Duty to Defend and Who Is an Insured Clause

The United States District Court for the Western District of Washington addressed a matter pertaining to the insurer's duty to defend based on the who is an insured clauses of the commercial general liability policy. This case is Burns v. Scottsdale Insurance Company, 2010 WL 2947345 (W.D.Wash.).

Plaintiff (Filosa) had her tongue pierced by an employee of Painless Steel-Everett, LLC and later experienced severe pain in her mouth. The medical personnel treating her opined that she suffered a life threatening infection of flesh-eating bacteria. She sued Painless Steel and its owners, James Burns and Mandy Burns. The suit was settled for $3 million and the defendants assigned their rights to the woman under an insurance policy issued by Scottsdale. Filosa then sued Scottsdale as the assignee of the policy.

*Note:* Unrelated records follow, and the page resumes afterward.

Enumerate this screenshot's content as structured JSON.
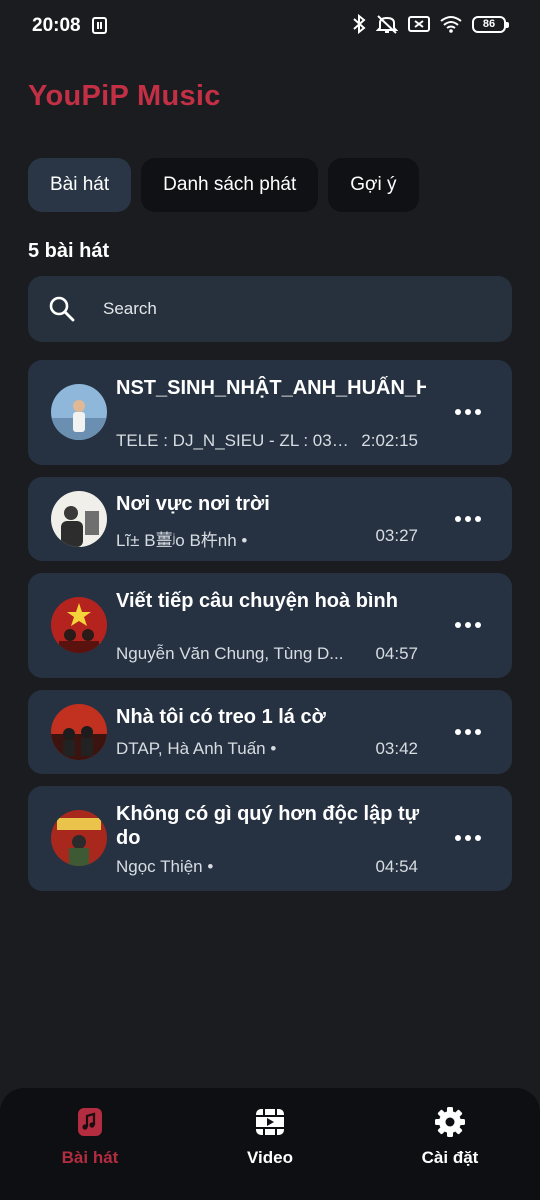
{
  "status_bar": {
    "time": "20:08",
    "battery": "86"
  },
  "app": {
    "title": "YouPiP Music"
  },
  "tabs": [
    {
      "label": "Bài hát",
      "active": true
    },
    {
      "label": "Danh sách phát",
      "active": false
    },
    {
      "label": "Gợi ý",
      "active": false
    }
  ],
  "song_count": "5 bài hát",
  "search": {
    "placeholder": "Search"
  },
  "songs": [
    {
      "title": "NST_SINH_NHẬT_ANH_HUẤN_HOA_HỒNG_ĐẶT_TẶNG_E...",
      "artist": "TELE : DJ_N_SIEU - ZL : 032...",
      "duration": "2:02:15"
    },
    {
      "title": "Nơi vực nơi trời",
      "artist": "Lĩ± B薑ʲo B杵nh •",
      "duration": "03:27"
    },
    {
      "title": "Viết tiếp câu chuyện hoà bình",
      "artist": "Nguyễn Văn Chung, Tùng D...",
      "duration": "04:57"
    },
    {
      "title": "Nhà tôi có treo 1 lá cờ",
      "artist": "DTAP, Hà Anh Tuấn •",
      "duration": "03:42"
    },
    {
      "title": "Không có gì quý hơn độc lập tự do",
      "artist": "Ngọc Thiện •",
      "duration": "04:54"
    }
  ],
  "bottom_nav": [
    {
      "label": "Bài hát",
      "icon": "music-note-icon",
      "active": true
    },
    {
      "label": "Video",
      "icon": "video-icon",
      "active": false
    },
    {
      "label": "Cài đặt",
      "icon": "gear-icon",
      "active": false
    }
  ],
  "colors": {
    "accent": "#c33045",
    "card": "#263241",
    "background": "#1a1c20"
  }
}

The liability policy was purchased by James Burns and the named insured was James Burns, as an individual. The policy contained who is an insured provisions with the following information: if you are designated in the declarations as an individual, you and your spouse are insureds, but only with respect to the conduct of a business of which you are the sole owner; no person or organization is an insured with respect to the conduct of any current or past partnership, joint venture, or limited liability company that is not shown as a named insured in the declarations.

The insurer denied any duty to defend for any claims (and thus, no coverage), stating that the named insured on the policy was not the one being sued; and this is the point that the U.S. District Court addressed first. The court said that the insurer determined that it did not have a duty to defend because Painless Steel was not a named insured on the policy, and this was an indisputable fact. The court continued that James Burns, an individual, was the named insured, and as such, there was coverage for Burns and his wife but only with respect to the conduct of a business of which James Burns was the sole, that is only, owner. Filosa's amended complaint alleged that the Burnses were the owners of Painless Steel, and the Burnses's attorney confirmed that both Burns and his spouse owned Painless Steel; so, James Burns was not the sole owner. Finally, the court noted that Burns received a latter from his broker quoting a price for the policy and explaining that the policy covered just the liability associated with the building as the lessor's risk; it did not contemplate coverage for any of the operations being run from that building. In other words, Burns chose to leave the operations of Painless Steel bare of insurance. The court agreed with the insurer on the lack of any duty to defend and that the policy did not provide coverage for the claims of Filosa.

The court also addressed the professional services exclusion that was on the policy. The exclusion excluded coverage for any and all “professional services”. This term was not defined in the policy so the court referred to Webster's Collegiate Dictionary. That source defined professional as “of or relating to or characteristic of a profession”, which in turn was defined as “a calling requiring specialized knowledge and often long and intensive academic preparation”. The court found this definition broad enough to include tattooing and piercing services, services that call for specialized knowledge. Indeed, the court said, the employee who pierced Filosa's tongue had undergone a one-year apprenticeship and the organization that provided the training considered itself a professional service group. Therefore, even if the policy provided coverage, the professional services exclusion applied.

The court ruled that Scottsdale correctly determined that no coverage applied and it had no duty to defend.

Editor's Note: The U.S. District Court noted in this case that the duty to defend and the duty to indemnify depend on the insured being legally obligated to pay damages. The insurer declined those duties because the insured(s) listed in the policy were not the ones legally obligated to pay damages. The only insured covered by the policy was James Burns, an individual, and he was covered as the lessor of the building. Some may see this as a technicality, but, as the court affirmed, the facts showed there was no insured in this case that was legally obligated to pay damages, and so, the insuring agreement was not met and the insurer was correct in its denying of coverage.

 Another point to be made with this case is the broad interpretation of the term “professional services”. Since the phrase was not defined in the policy, the common dictionary was used to interpret the extent of its meaning and this was found by the court to be broad enough to include tongue piercing.